Encrypted DNS
By default, DNS traffic is sent in plain text over the internet; it can be monitored or spoofed by any party along the path, including your ISP. DNSSEC authenticates the DNS records themselves, but can't stop your ISP monitoring domains or dropping queries.
Encrypted DNS protocols aim to address this hole by encrypting queries and responses in transit between DNS resolvers and clients; the most widely deployed ones are DNS over HTTPS (DoH), DNS over TLS (DoT), and DNSCrypt.
NixOS has modules for multiple encrypted DNS proxies, including dnscrypt-proxy 2 and Stubby. services.dnscrypt-proxy2
is generally recommended, as it has the widest protocol and feature support, and is written in a memory-safe language.
Setting nameservers
No matter what proxy you use, you should set your DNS nameservers statically and make sure that your network manager won't override your carefully set nameservers with some random settings it received over DHCP.
{
networking = {
nameservers = [ "127.0.0.1" "::1" ];
# If using dhcpcd:
dhcpcd.extraConfig = "nohook resolv.conf";
# If using NetworkManager:
networkmanager.dns = "none";
}
# Make sure you don't have services.resolved.enable on.
}
If you'd prefer to keep using resolvconf then you can set networking.resolvconf.useLocalResolver
instead. Note that it uses the IPv4 loopback address only.
dnscrypt-proxy2
Basic configuration
let
hasIPv6Internet = true;
StateDirectory = "dnscrypt-proxy";
in
{
# See https://nixos.wiki/wiki/Encrypted_DNS
services.dnscrypt-proxy2 = {
enable = true;
# See https://github.com/DNSCrypt/dnscrypt-proxy/blob/master/dnscrypt-proxy/example-dnscrypt-proxy.toml
settings = {
sources.public-resolvers = {
urls = [
"https://raw.githubusercontent.com/DNSCrypt/dnscrypt-resolvers/master/v3/public-resolvers.md"

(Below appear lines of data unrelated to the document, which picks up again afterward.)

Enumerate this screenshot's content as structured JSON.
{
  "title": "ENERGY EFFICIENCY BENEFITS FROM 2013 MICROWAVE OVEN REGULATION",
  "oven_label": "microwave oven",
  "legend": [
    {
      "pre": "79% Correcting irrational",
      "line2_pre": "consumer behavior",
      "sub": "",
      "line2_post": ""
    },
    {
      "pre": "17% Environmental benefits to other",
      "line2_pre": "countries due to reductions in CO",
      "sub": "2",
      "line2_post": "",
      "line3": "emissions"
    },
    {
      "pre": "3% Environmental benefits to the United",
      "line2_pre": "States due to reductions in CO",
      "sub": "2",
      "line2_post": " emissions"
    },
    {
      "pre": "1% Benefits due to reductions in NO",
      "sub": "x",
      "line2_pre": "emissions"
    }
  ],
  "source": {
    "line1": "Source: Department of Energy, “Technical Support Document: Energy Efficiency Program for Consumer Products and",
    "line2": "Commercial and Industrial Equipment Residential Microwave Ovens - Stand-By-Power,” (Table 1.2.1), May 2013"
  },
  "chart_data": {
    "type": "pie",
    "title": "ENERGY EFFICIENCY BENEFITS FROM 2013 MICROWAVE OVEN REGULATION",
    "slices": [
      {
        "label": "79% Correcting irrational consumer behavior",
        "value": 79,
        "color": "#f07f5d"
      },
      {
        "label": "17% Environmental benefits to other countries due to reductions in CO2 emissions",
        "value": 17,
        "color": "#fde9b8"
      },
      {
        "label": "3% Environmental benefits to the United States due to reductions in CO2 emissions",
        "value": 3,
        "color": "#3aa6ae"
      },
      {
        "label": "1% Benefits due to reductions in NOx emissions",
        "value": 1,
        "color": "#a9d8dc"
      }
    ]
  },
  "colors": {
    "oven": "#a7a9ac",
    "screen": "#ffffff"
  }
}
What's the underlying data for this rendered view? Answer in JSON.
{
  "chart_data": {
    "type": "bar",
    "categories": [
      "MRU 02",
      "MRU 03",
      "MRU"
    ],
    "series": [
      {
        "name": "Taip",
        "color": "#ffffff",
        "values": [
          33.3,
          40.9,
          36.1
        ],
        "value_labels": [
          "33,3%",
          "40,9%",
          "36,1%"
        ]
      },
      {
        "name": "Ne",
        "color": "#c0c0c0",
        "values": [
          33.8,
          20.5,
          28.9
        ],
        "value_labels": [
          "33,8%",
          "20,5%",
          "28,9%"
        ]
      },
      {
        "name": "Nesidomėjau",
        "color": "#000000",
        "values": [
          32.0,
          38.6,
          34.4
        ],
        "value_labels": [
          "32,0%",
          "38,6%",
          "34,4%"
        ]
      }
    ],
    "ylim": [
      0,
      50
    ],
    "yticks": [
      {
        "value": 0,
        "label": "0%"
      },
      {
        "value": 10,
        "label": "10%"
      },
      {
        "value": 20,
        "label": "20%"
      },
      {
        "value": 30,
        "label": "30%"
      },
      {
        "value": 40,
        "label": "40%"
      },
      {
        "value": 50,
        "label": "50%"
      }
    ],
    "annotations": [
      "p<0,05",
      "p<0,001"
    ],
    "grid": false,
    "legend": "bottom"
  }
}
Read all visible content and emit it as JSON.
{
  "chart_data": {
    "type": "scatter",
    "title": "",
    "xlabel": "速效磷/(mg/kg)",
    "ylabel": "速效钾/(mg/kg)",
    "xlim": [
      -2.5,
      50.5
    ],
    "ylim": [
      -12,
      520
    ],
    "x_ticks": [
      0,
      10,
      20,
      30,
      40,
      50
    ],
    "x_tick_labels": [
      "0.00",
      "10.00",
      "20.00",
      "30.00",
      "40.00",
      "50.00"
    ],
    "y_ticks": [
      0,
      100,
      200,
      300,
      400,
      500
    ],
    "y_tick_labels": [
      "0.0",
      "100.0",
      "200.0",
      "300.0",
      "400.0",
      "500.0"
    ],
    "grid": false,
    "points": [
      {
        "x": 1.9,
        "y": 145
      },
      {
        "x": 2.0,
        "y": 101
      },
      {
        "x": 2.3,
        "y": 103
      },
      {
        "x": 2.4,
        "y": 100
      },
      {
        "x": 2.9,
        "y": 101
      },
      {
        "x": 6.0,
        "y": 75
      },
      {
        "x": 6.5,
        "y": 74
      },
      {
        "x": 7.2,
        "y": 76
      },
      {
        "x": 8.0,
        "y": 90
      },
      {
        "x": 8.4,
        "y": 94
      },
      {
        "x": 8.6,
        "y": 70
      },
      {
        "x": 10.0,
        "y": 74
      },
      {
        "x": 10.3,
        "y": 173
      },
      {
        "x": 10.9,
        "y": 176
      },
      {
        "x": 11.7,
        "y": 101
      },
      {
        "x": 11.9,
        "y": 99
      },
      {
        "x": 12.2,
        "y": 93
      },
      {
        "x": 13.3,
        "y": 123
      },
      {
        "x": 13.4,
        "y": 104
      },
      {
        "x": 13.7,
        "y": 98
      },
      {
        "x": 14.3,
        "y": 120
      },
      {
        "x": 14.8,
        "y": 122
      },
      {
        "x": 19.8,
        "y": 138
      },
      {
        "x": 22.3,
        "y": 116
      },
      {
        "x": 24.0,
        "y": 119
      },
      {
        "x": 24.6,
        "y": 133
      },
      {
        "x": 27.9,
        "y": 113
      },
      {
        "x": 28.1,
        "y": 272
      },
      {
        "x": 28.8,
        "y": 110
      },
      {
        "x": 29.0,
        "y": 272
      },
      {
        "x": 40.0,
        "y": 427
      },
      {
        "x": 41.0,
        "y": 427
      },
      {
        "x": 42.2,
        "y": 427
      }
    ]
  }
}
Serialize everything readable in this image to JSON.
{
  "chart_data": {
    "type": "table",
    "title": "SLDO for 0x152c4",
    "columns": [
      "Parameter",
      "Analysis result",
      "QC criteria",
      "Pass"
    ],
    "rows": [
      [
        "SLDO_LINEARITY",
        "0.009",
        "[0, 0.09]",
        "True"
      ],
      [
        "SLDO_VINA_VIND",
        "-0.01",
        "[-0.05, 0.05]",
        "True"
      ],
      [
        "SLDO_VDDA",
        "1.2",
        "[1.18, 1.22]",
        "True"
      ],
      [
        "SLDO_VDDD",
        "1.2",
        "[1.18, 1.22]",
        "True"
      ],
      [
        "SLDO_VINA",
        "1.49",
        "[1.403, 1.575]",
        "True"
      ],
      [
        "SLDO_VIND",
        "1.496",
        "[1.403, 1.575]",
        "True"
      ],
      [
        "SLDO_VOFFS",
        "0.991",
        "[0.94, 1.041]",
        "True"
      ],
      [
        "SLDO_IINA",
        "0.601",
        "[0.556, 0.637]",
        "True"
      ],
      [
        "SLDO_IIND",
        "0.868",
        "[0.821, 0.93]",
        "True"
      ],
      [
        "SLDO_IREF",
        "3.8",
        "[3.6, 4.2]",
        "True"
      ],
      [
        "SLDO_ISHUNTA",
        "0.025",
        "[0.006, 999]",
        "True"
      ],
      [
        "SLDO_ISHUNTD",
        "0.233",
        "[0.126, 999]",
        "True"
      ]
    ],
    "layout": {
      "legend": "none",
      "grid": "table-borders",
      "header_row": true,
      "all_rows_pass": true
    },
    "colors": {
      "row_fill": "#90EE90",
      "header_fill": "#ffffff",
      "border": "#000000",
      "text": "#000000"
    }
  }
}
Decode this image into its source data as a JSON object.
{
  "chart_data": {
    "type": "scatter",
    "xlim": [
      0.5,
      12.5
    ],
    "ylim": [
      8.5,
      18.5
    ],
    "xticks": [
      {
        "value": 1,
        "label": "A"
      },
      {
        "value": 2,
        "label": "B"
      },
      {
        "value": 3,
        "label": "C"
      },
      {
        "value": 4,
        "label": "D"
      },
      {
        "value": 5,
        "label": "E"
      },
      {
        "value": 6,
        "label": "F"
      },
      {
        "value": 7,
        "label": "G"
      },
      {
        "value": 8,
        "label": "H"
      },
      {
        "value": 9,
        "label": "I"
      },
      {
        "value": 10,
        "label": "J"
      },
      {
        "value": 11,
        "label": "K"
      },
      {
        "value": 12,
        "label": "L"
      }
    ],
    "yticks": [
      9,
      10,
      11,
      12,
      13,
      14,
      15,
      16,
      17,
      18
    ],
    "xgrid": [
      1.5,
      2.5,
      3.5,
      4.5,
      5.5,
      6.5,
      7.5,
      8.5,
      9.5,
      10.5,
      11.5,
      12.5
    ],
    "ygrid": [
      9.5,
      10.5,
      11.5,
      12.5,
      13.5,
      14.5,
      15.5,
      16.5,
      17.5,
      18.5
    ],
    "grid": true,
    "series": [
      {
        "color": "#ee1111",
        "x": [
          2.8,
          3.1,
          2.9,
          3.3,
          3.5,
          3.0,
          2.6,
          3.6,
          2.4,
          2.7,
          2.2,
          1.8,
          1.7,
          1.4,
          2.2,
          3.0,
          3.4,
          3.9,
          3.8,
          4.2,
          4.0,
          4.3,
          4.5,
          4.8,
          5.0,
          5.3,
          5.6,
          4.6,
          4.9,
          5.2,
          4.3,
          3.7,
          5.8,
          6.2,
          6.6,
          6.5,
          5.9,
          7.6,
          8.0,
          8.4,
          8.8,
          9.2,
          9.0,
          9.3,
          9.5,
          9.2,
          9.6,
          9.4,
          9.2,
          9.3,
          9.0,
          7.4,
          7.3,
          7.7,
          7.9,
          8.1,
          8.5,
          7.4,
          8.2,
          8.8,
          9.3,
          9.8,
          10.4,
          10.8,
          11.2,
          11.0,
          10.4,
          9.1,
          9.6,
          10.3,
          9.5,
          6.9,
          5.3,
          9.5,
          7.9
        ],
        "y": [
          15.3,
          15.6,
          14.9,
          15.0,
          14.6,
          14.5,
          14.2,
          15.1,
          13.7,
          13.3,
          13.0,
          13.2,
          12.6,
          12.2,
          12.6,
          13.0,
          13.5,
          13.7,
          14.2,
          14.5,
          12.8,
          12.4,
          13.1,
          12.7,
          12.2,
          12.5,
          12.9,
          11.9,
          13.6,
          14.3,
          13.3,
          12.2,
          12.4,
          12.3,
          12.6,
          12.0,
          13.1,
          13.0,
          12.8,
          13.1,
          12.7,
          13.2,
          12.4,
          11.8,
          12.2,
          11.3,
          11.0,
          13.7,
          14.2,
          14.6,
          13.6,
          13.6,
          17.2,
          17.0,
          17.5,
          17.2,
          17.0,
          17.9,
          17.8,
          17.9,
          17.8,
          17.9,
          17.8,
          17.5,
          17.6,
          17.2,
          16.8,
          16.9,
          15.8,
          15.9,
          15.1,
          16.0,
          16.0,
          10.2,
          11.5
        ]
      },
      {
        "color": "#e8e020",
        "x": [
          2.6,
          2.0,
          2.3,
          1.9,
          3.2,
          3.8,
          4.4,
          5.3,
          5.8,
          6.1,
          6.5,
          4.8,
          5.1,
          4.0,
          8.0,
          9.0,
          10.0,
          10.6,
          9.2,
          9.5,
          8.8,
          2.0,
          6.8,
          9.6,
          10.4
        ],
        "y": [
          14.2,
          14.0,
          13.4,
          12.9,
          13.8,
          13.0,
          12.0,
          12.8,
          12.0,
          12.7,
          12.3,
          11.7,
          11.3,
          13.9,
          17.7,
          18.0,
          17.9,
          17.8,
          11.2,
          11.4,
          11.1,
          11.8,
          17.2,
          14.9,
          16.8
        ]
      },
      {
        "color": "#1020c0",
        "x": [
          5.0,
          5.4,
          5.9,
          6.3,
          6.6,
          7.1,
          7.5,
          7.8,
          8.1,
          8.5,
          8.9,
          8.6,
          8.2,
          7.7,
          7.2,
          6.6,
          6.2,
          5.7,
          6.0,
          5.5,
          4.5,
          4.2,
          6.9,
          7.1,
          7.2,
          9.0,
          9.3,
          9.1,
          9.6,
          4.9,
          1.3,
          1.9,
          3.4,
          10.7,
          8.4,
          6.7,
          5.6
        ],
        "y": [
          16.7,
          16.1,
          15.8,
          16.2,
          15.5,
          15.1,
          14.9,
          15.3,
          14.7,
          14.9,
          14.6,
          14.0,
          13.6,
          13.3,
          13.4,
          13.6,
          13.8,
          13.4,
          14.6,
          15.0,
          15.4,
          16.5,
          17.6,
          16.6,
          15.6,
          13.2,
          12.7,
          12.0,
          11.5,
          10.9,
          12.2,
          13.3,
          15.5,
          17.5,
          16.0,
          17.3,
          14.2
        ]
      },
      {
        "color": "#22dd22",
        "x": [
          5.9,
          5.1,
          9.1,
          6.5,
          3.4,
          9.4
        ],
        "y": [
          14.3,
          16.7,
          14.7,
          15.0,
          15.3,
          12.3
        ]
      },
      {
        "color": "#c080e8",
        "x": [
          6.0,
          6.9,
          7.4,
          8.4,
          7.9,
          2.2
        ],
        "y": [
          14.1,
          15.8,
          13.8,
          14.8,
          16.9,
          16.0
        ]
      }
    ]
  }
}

"https://download.dnscrypt.info/resolvers-list/v3/public-resolvers.md"
];
minisign_key = "RWQf6LRCGA9i53mlYecO4IzT51TGPpvWucNSCh1CBM0QTaLn73Y7GFO3"; # See https://github.com/DNSCrypt/dnscrypt-resolvers/blob/master/v3/public-resolvers.md
cache_file = "/var/lib/${StateDirectory}/public-resolvers.md";
};
# Use servers reachable over IPv6 -- Do not enable if you don't have IPv6 connectivity
ipv6_servers = config.custom.hasIPv6Internet;
block_ipv6 = ! (config.custom.hasIPv6Internet);
require_dnssec = true;
require_nolog = false;
require_nofilter = true;
# If you want, choose a specific set of servers that come from your sources.
# Here it's from https://github.com/DNSCrypt/dnscrypt-resolvers/blob/master/v3/public-resolvers.md
# If you don't specify any, dnscrypt-proxy will automatically rank servers
# that match your criteria and choose the best one.
# server_names = [ ... ];
};
};
systemd.services.dnscrypt-proxy2.serviceConfig.StateDirectory = StateDirectory;
}
See the upstream example configuration file for more configuration options.
Blocklist
Fetch a blocklist file (e.g. oisd) as a flake input:
# flake.nix
{
inputs = {
oisd = {
url = "https://big.oisd.nl/domainswild";
flake = false;
};
# Your configuration
};
outputs =
{ self, nixpkgs, oisd, ... }@inputs:
{
# Your configuration
};
}
{ config, lib, pkgs, inputs, ... }:
let
blocklist_base = builtins.readFile inputs.oisd;
extraBlocklist = '''';
blocklist_txt = pkgs.writeText "blocklist.txt" ''
${extraBlocklist}
${blocklist_base}
'';
in
{
services.dnscrypt-proxy2.settings.blocked_names.blocked_names_file = blocklist_txt;
}
Local network - Forwarding rules
Maybe you'd like queries for your local domain to go to your router, and not to an upstream DNS resolver. By doing so, names of your local online devices can be found. For this you have to create a file with forwarding rules which you then include in your config:
{
services.dnscrypt-proxy2 = {
enable = true;
settings = {
...
forwarding_rules = "/etc/nixos/services/networking/forwarding-rules.txt";
...
};
};
....
}
Using alongside another DNS server
DNS authoritative nameservers are tied to port 53, and the Linux /etc/resolv.conf
doesn't allow specifying a different port for resolvers either. This leads to conflicts if you have another DNS server you need to expose externally on port 53 (e.g. an authoritative DNS server for your domains, or acme-dns), and can't easily run it on a separate IP to dnscrypt-proxy2 (e.g. your authoritative DNS server listens on ::
/0.0.0.0
). You can resolve this by running the proxy on a different port and forwarding loopback traffic on port 53 to it:
{
networking.nameservers = [ "::1" ];
services.dnscrypt-proxy2 = {
enable = true;
settings = {
listen_addresses = [ "[::1]:51" ];
# ...
};
};
# Forward loopback traffic on port 53 to dnscrypt-proxy2.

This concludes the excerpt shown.